Халик согласно кивнул головой и, взглянув на меня почти сурово, проговорил:

— По-моему, этого достаточно!

— Не поняла. Чего достаточно?

— Да, говорю, страх пережитый — для вашего отца достаточное наказание. Урок, кажется, основательный, даром не пройдет. А дело на него, за отсутствием состава преступления, уже закрыли.

Я вскочила с места и бросилась к Саматову на шею. Оправдал! Оправдал все мои надежды, радость ты моя! Счастье мое долгожданное!

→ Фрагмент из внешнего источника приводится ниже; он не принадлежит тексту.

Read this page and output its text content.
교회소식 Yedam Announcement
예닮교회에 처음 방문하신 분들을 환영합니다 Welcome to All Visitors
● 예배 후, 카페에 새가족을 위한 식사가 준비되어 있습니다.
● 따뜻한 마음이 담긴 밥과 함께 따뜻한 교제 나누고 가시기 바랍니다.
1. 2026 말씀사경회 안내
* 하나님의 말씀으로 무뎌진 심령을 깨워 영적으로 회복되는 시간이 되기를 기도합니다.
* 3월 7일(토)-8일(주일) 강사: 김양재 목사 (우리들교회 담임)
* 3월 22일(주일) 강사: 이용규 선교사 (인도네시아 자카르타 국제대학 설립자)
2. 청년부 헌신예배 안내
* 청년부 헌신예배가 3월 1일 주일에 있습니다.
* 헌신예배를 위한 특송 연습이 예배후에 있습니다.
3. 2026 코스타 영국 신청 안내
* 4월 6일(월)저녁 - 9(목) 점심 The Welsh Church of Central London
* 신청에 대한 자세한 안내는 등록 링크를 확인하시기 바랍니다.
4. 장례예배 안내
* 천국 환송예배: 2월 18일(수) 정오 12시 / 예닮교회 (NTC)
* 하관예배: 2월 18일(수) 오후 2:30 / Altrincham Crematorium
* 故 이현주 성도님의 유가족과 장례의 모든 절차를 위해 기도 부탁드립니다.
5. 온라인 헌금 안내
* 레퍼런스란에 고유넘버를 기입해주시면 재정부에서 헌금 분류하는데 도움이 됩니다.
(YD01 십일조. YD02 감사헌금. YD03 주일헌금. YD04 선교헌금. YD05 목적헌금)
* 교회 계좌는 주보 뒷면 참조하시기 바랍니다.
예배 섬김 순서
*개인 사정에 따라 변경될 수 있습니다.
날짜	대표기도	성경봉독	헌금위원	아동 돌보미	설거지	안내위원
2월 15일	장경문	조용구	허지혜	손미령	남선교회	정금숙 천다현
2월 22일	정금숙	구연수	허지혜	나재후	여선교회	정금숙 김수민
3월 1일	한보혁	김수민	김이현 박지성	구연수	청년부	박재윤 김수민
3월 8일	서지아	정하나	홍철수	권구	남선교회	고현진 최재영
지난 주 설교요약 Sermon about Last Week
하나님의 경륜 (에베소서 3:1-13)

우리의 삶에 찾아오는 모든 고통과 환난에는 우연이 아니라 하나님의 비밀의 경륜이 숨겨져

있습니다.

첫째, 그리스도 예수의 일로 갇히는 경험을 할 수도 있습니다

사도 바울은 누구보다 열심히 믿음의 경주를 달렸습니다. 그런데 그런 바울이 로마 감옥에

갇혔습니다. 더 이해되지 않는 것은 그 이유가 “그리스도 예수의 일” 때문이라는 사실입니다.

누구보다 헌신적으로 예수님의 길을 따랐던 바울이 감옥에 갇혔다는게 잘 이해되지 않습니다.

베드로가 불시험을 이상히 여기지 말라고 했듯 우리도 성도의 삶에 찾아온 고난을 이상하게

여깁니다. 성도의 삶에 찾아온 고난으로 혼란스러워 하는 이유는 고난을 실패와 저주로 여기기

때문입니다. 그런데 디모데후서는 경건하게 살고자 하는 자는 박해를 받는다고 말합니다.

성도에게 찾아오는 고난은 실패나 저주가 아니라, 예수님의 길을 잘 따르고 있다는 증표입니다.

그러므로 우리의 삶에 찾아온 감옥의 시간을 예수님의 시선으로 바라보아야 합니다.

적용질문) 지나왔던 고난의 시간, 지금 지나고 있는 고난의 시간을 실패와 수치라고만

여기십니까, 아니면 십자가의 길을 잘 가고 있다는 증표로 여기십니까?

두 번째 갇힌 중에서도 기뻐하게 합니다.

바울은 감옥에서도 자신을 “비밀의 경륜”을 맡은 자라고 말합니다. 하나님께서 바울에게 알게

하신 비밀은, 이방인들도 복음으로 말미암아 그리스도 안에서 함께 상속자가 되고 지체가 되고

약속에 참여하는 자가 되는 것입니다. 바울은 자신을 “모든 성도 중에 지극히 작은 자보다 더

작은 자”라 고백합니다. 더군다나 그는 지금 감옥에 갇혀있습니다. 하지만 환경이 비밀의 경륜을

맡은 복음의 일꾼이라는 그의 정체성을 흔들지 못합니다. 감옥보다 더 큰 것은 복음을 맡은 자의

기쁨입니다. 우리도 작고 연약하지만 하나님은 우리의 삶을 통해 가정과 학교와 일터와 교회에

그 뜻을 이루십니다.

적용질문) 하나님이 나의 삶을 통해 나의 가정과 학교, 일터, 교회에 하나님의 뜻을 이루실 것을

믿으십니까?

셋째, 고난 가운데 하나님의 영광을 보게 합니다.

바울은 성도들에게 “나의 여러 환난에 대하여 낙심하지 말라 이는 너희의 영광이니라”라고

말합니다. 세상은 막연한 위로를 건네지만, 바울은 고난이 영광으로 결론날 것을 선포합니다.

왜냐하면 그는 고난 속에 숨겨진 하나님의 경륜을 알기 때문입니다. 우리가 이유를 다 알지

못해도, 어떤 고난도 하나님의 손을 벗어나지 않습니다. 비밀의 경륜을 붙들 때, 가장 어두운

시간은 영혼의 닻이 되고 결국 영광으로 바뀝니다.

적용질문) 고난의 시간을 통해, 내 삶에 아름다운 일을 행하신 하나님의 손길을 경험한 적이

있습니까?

На душе у меня сделалось удивительно легко и просто: я люблю Халика Саматова, человека сильного, справедливого и великодушного. И теперь уже я затеребила Халика, желая немедленно узнать о нем как можно больше, то есть, собственно, желая знать о нем все.

Оказалось, отца Халика звали Габдрахманом, маму — Махибадар, на свет он появился в деревушке Бавлинского района. «Родился в голодный год, оттого и длинный, — объяснил он, улыбаясь. — Отчего синеглазый да белокожий? Передалось от деда-латыша: одна из бабок вышла замуж за ссыльного, поэтому в жилах у меня есть толика латышской крови. Отсюда высокий рост (дед, говорят, был великаном), прямой тонкий нос, синие глаза». Детей у Габдрахмана росло четверо. Один утонул, купаясь в глухом омуте, другого, еще в люльке, сгубила корь. Остались родителям младшенькая Сания да первенец Халик.

В тридцать пятом году отец, вместе со всей семьей, переезжает в Казань. Работает на ТЭЦ бетонщиком. Но нет Габдрахману удачи в жизни: поев в столовой несвежей колбасы, он умирает от отравления. Может, миновала бы его беда, но, почуяв резь в животе и тошноту, Габдрахман первым делом кидается в контору — предупредить людей. И остальных рабочих — всего пятьдесят четыре человека — успевают спасти, о нем же в спешке забывают — так и скончался, бедняга, скрючившись на стуле, в уголке конторы.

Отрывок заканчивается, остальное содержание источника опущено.